Moving beyond corporate protectionism
The first was that this was about much more than foreign ownership, but rather involved a set of inter-related beliefs about the economy: that there exist such things as “strategic” industries, for instance, which it is the job of government to identify and protect; that “control” of a market economy is vested not in the choices of shareholders or consumers or even the government, but rather in the physical location of corporate head offices; that boards of directors, in considering a takeover bid, should not represent the interests of its owners in obtaining the highest price, nor should the latter be permitted to sell to the highest bidder, but rather that each should submit to the higher insights of politicians and bureaucrats; and so on.
And the second was that this whole hysteria was almost entirely manufactured in the business sector, that is by the managers of those prospective takeover targets, whose idea of the public interest neatly coincided with their own desire for career advancement, and whose vision of the economy tended to coincide with the view from their office window: as something rather like their own company, that is, with subsidiaries to be opened or closed and product lines to be decided between -- in short, an enterprise to be managed, according to the hunches of the chief executive.
So, by the fires that were then lit, a fundamental choice was illuminated, a choice that may come to define our politics: not between capitalism and socialism, but between capitalism and corporatism -- between a genuinely free market economy in which the interests of consumers and shareholders and taxpayers (and, we might add, the environment) are paid proper heed, and an economy run by and for business. And it is in this light that the federal Liberal party’s efforts to define a new economic policy for itself take on fresh interest.
While the panic was in full flush, the Grits succumbed to the temptation for partisan gain and rushed out a dim-witted demand for a moratorium on all foreign takeovers (of a piece, in its shallow cynicism, with the party’s continuing dalliance with the income-trust die-hards). But at a conference on economic policy in Montreal this week (“Building and Attracting Global Leaders”) the party showed signs of intellectual life -- a pulse, at any rate.
To be sure, the debate, featuring a smattering of policy experts, some business leaders and a dozen or so MPs, was often vague, filled with platitudes (Canadian business needs to take more risks, we have to stop penalizing success, etc.) and punctuated with special pleading (including that hardy perennial, the shortage of risk capital for small business). But amid it all, you could see the party trying to figure out what sort of party it is, or would like to be.

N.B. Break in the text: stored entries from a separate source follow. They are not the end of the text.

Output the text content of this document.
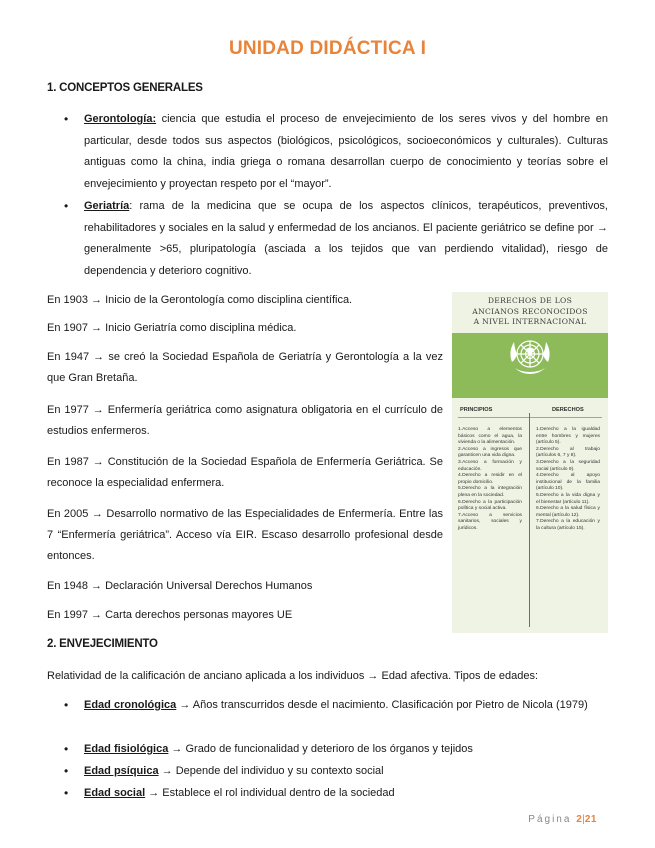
UNIDAD DIDÁCTICA I
1. CONCEPTOS GENERALES
• Gerontología: ciencia que estudia el proceso de envejecimiento de los seres vivos y del hombre en particular, desde todos sus aspectos (biológicos, psicológicos, socioeconómicos y culturales). Culturas antiguas como la china, india griega o romana desarrollan cuerpo de conocimiento y teorías sobre el envejecimiento y proyectan respeto por el “mayor”.
• Geriatría: rama de la medicina que se ocupa de los aspectos clínicos, terapéuticos, preventivos, rehabilitadores y sociales en la salud y enfermedad de los ancianos. El paciente geriátrico se define por → generalmente >65, pluripatología (asciada a los tejidos que van perdiendo vitalidad), riesgo de dependencia y deterioro cognitivo.
En 1903 → Inicio de la Gerontología como disciplina científica.
En 1907 → Inicio Geriatría como disciplina médica.
En 1947 → se creó la Sociedad Española de Geriatría y Gerontología a la vez que Gran Bretaña.
En 1977 → Enfermería geriátrica como asignatura obligatoria en el currículo de estudios enfermeros.
En 1987 → Constitución de la Sociedad Española de Enfermería Geriátrica. Se reconoce la especialidad enfermera.
En 2005 → Desarrollo normativo de las Especialidades de Enfermería. Entre las 7 “Enfermería geriátrica”. Acceso vía EIR. Escaso desarrollo profesional desde entonces.
En 1948 → Declaración Universal Derechos Humanos
En 1997 → Carta derechos personas mayores UE
DERECHOS DE LOS
ANCIANOS RECONOCIDOS
A NIVEL INTERNACIONAL
PRINCIPIOS	DERECHOS
1.Acceso a elementos básicos como el agua, la vivienda o la alimentación.
2.Acceso a ingresos que garanticen una vida digna.
3.Acceso a formación y educación.
4.Derecho a residir en el propio domicilio.
5.Derecho a la integración plena en la sociedad.
6.Derecho a la participación política y social activa.
7.Acceso a servicios sanitarios, sociales y jurídicos.
1.Derecho a la igualdad entre hombres y mujeres (artículo 5).
2.Derecho al trabajo (artículos 6, 7 y 8).
3.Derecho a la seguridad social (artículo 9).
4.Derecho al apoyo institucional de la familia (artículo 10).
5.Derecho a la vida digna y el bienestar (artículo 11).
6.Derecho a la salud física y mental (artículo 12).
7.Derecho a la educación y la cultura (artículo 15).
2. ENVEJECIMIENTO
Relatividad de la calificación de anciano aplicada a los individuos → Edad afectiva. Tipos de edades:
• Edad cronológica → Años transcurridos desde el nacimiento. Clasificación por Pietro de Nicola (1979)
• Edad fisiológica → Grado de funcionalidad y deterioro de los órganos y tejidos
• Edad psíquica → Depende del individuo y su contexto social
• Edad social → Establece el rol individual dentro de la sociedad
Página 2|21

This is an important step. Groups, as much as individuals, tackle such questions only in part with their conscious brain. As much they are guided by self-image: what sort of position conforms with my view of myself? The Grits, it is clear, do not see themselves as a party that is hostile to globalization, or closed to the world. “We’re not the NDP,” they would hasten to say. Yet it’s equally clear some in the party still see foreign investment as a problem, rather than a blessing.

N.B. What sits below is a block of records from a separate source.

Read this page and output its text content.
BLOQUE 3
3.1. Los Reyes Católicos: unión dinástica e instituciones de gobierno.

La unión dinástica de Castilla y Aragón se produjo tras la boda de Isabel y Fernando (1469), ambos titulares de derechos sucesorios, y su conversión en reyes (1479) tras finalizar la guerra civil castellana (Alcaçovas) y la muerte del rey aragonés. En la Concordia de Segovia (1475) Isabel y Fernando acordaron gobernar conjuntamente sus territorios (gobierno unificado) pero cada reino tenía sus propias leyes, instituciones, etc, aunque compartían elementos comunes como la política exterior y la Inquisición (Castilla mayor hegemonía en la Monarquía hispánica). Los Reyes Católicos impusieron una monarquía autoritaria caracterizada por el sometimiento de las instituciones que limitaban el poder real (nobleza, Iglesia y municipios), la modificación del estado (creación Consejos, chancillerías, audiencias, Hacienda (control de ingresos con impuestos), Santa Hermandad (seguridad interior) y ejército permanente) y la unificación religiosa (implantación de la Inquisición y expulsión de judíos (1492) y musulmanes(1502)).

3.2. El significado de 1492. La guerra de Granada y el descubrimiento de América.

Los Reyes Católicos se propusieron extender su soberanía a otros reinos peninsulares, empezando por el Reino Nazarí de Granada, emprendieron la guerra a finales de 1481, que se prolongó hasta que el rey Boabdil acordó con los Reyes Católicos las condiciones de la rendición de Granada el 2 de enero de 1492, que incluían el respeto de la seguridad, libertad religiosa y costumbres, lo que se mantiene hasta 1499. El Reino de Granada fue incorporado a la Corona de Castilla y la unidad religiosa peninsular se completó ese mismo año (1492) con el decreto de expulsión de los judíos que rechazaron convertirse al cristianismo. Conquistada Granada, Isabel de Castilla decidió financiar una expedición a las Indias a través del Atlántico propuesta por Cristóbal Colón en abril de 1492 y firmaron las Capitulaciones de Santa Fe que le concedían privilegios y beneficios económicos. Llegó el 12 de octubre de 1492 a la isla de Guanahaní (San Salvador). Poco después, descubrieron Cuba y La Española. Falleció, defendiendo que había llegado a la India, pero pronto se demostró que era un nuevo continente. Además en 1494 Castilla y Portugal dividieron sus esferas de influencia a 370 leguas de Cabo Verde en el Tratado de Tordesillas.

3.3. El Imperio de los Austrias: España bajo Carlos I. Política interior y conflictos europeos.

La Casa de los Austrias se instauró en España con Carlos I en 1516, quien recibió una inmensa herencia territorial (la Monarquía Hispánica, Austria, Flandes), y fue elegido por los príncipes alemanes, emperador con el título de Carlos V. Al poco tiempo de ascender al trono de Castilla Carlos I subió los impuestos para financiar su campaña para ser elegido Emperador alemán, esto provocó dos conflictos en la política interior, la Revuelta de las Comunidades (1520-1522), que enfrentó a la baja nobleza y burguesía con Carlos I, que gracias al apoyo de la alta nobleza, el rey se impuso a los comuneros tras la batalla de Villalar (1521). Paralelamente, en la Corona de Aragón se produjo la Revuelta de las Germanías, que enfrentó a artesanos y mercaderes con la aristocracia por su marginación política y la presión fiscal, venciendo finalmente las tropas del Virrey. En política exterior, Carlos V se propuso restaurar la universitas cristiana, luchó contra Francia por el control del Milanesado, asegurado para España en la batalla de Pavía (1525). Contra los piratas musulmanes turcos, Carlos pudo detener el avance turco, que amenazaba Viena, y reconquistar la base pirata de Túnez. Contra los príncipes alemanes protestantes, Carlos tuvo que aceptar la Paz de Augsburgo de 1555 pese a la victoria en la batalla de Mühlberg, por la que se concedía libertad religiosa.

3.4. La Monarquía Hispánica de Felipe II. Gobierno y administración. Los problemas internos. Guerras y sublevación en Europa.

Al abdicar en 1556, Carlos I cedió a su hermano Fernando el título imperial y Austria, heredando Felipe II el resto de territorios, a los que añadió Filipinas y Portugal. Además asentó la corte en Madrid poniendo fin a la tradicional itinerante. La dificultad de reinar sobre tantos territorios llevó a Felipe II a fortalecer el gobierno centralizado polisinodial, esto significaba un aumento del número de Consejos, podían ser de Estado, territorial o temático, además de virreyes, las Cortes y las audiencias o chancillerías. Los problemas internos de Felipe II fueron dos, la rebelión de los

And as they debated their response to the supposed blight of foreign takeovers, the same faultline emerged -- between those I might loosely describe as pro-market, and those who were merely pro-business, concerned lest the tender shoots of Canadian enterprise should be trampled underfoot by foreign competitors. Of the latter group, the most thoughtful was Yvan Allaire, the former Bombardier executive, who proposed various ways to make it harder for shareholders to sell their firms, perhaps imposing a one-year holding period on the right to vote their shares, or requiring a higher threshold for ratification than the current two-thirds majority.

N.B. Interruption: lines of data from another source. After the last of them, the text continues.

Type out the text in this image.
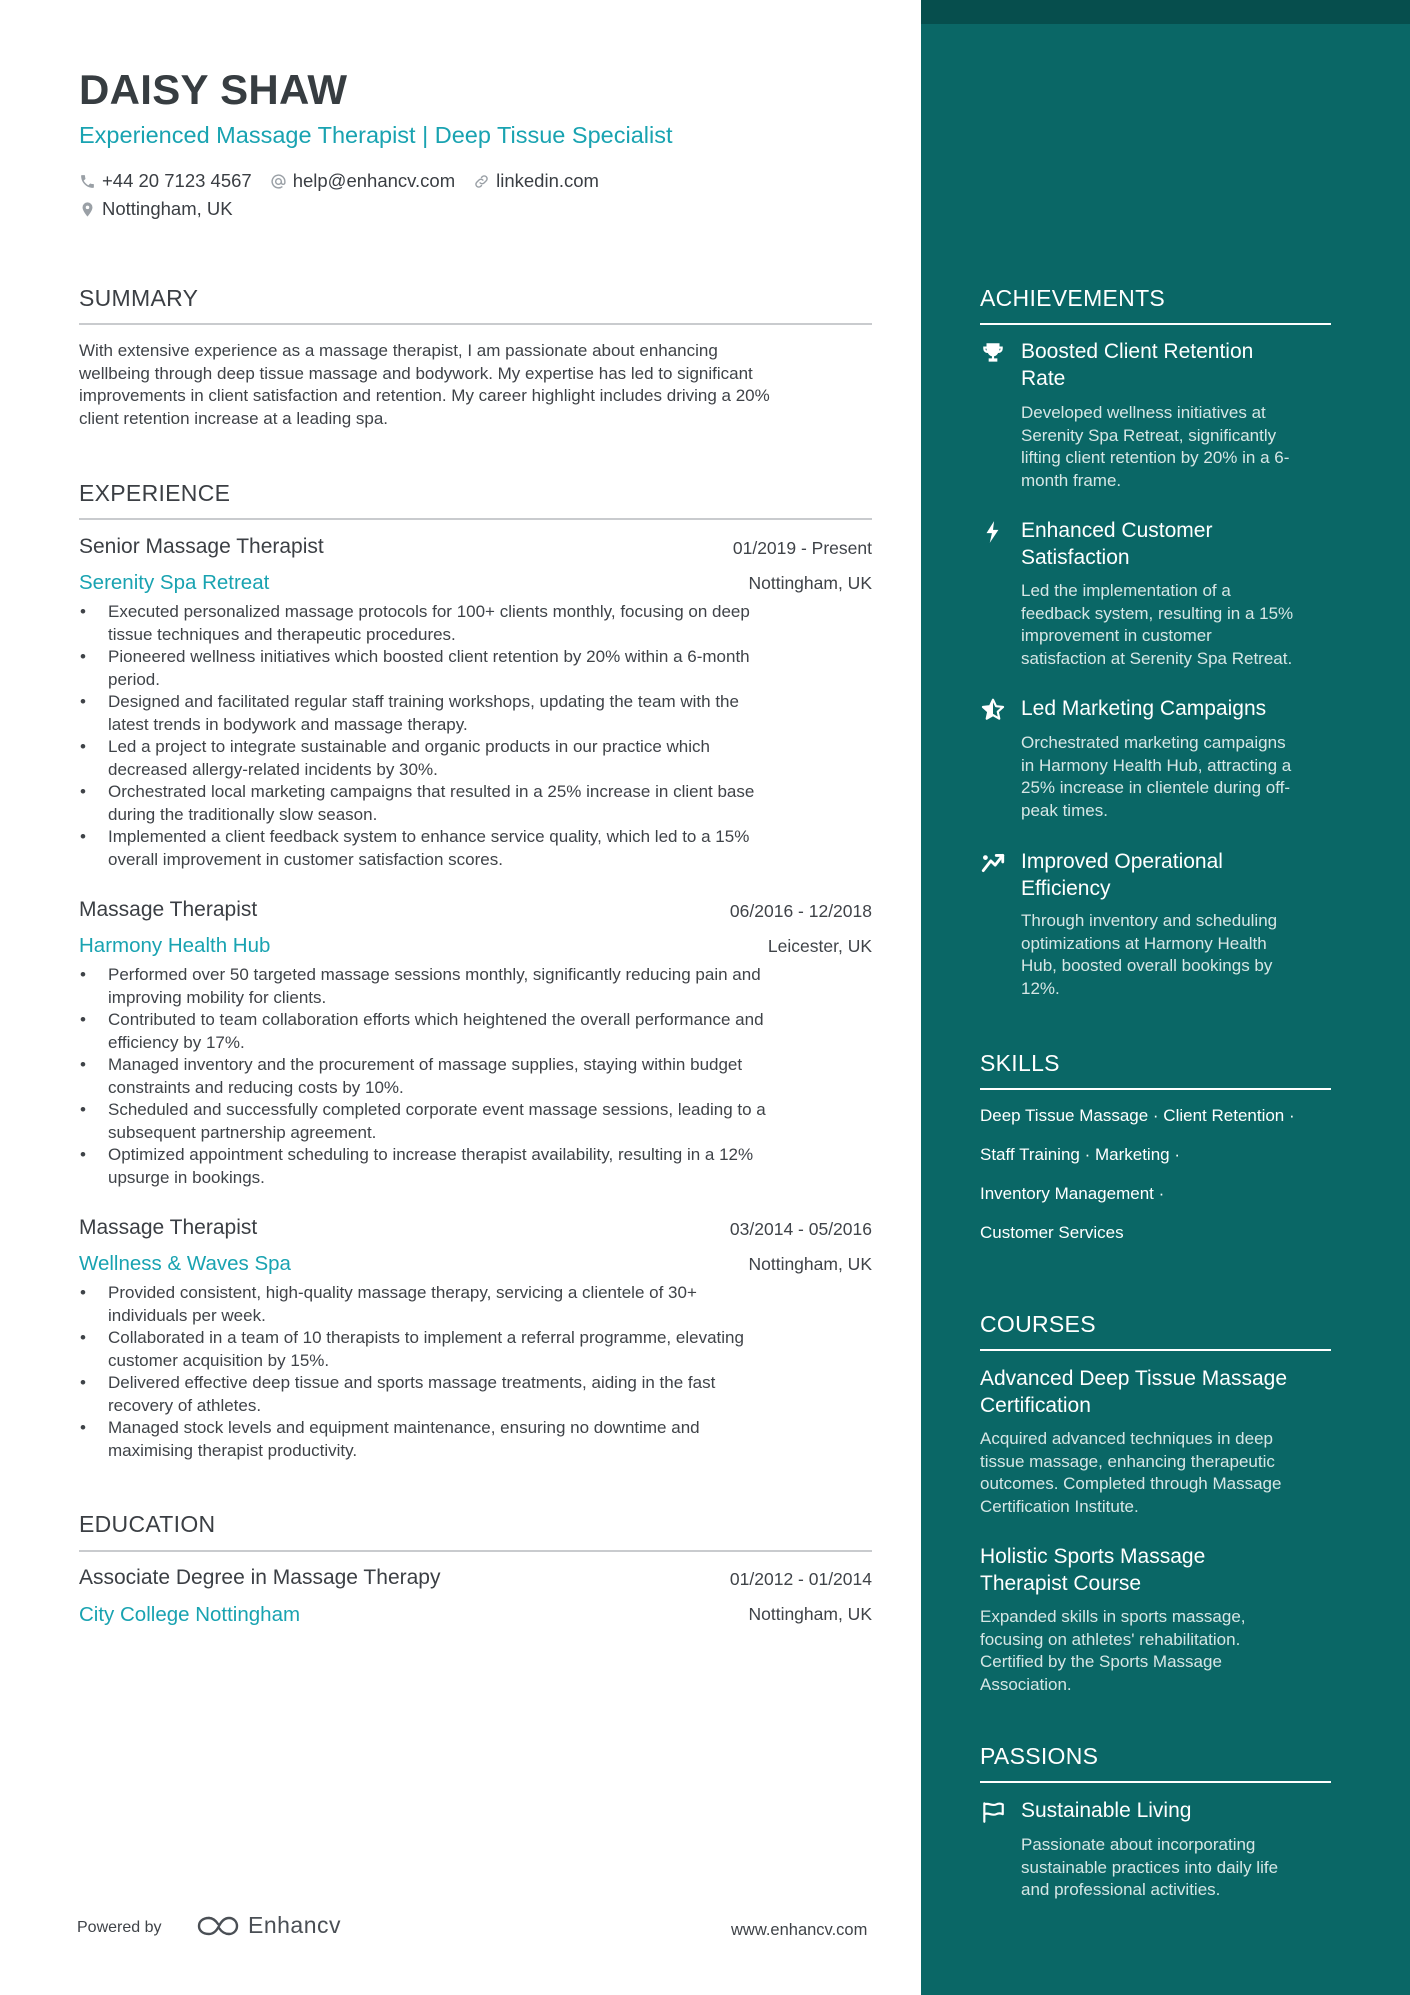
DAISY SHAW
Experienced Massage Therapist | Deep Tissue Specialist
+44 20 7123 4567 help@enhancv.com linkedin.com
Nottingham, UK
SUMMARY
With extensive experience as a massage therapist, I am passionate about enhancing
wellbeing through deep tissue massage and bodywork. My expertise has led to significant
improvements in client satisfaction and retention. My career highlight includes driving a 20%
client retention increase at a leading spa.
EXPERIENCE
Senior Massage Therapist	01/2019 - Present
Serenity Spa Retreat	Nottingham, UK
• Executed personalized massage protocols for 100+ clients monthly, focusing on deep
tissue techniques and therapeutic procedures.
• Pioneered wellness initiatives which boosted client retention by 20% within a 6-month
period.
• Designed and facilitated regular staff training workshops, updating the team with the
latest trends in bodywork and massage therapy.
• Led a project to integrate sustainable and organic products in our practice which
decreased allergy-related incidents by 30%.
• Orchestrated local marketing campaigns that resulted in a 25% increase in client base
during the traditionally slow season.
• Implemented a client feedback system to enhance service quality, which led to a 15%
overall improvement in customer satisfaction scores.
Massage Therapist	06/2016 - 12/2018
Harmony Health Hub	Leicester, UK
• Performed over 50 targeted massage sessions monthly, significantly reducing pain and
improving mobility for clients.
• Contributed to team collaboration efforts which heightened the overall performance and
efficiency by 17%.
• Managed inventory and the procurement of massage supplies, staying within budget
constraints and reducing costs by 10%.
• Scheduled and successfully completed corporate event massage sessions, leading to a
subsequent partnership agreement.
• Optimized appointment scheduling to increase therapist availability, resulting in a 12%
upsurge in bookings.
Massage Therapist	03/2014 - 05/2016
Wellness & Waves Spa	Nottingham, UK
• Provided consistent, high-quality massage therapy, servicing a clientele of 30+
individuals per week.
• Collaborated in a team of 10 therapists to implement a referral programme, elevating
customer acquisition by 15%.
• Delivered effective deep tissue and sports massage treatments, aiding in the fast
recovery of athletes.
• Managed stock levels and equipment maintenance, ensuring no downtime and
maximising therapist productivity.
EDUCATION
Associate Degree in Massage Therapy	01/2012 - 01/2014
City College Nottingham	Nottingham, UK
Powered by	Enhancv	www.enhancv.com
ACHIEVEMENTS
Boosted Client Retention
Rate
Developed wellness initiatives at
Serenity Spa Retreat, significantly
lifting client retention by 20% in a 6-
month frame.
Enhanced Customer
Satisfaction
Led the implementation of a
feedback system, resulting in a 15%
improvement in customer
satisfaction at Serenity Spa Retreat.
Led Marketing Campaigns
Orchestrated marketing campaigns
in Harmony Health Hub, attracting a
25% increase in clientele during off-
peak times.
Improved Operational
Efficiency
Through inventory and scheduling
optimizations at Harmony Health
Hub, boosted overall bookings by
12%.
SKILLS
Deep Tissue Massage · Client Retention ·
Staff Training · Marketing ·
Inventory Management ·
Customer Services
COURSES
Advanced Deep Tissue Massage
Certification
Acquired advanced techniques in deep
tissue massage, enhancing therapeutic
outcomes. Completed through Massage
Certification Institute.
Holistic Sports Massage
Therapist Course
Expanded skills in sports massage,
focusing on athletes' rehabilitation.
Certified by the Sports Massage
Association.
PASSIONS
Sustainable Living
Passionate about incorporating
sustainable practices into daily life
and professional activities.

Less thoughtful were the interventions of Roy Cullen, MP, who decried the “rape and pillage” of Canada by foreign investors (apparently they've been forcing themselves on unwilling Canadian shareholders). Yet his efforts to whip the room into a frenzy of xenophobia seemed to find few takers.
Likewise, while the broader debate about Canada’s lagging productivity featured the usual handwaving about “encouraging excellence” and spending more on education, there was also a steady drizzle of sensible, even radical economic reforms. These included cutting income taxes, perhaps putting green taxes in their place; dismantling our remaining barriers to trade, internal and external; opening up protected sectors like telecoms and transportation to foreign investment; and increased private financing of public works. The former Finance minister, John Manley, in particular, seemed to take special delight in trashing every nostrum of economic Liberalism, even proposing legislated caps on public spending at one point. (How one wishes he'd shown the same zeal while he was at Finance.)
Put them all together, and you would have a quite exciting economic platform, one that would reinvent the political spectrum. It won’t happen, of course, but that the Grits are even permitting such heresies to be discussed has to be counted as progress.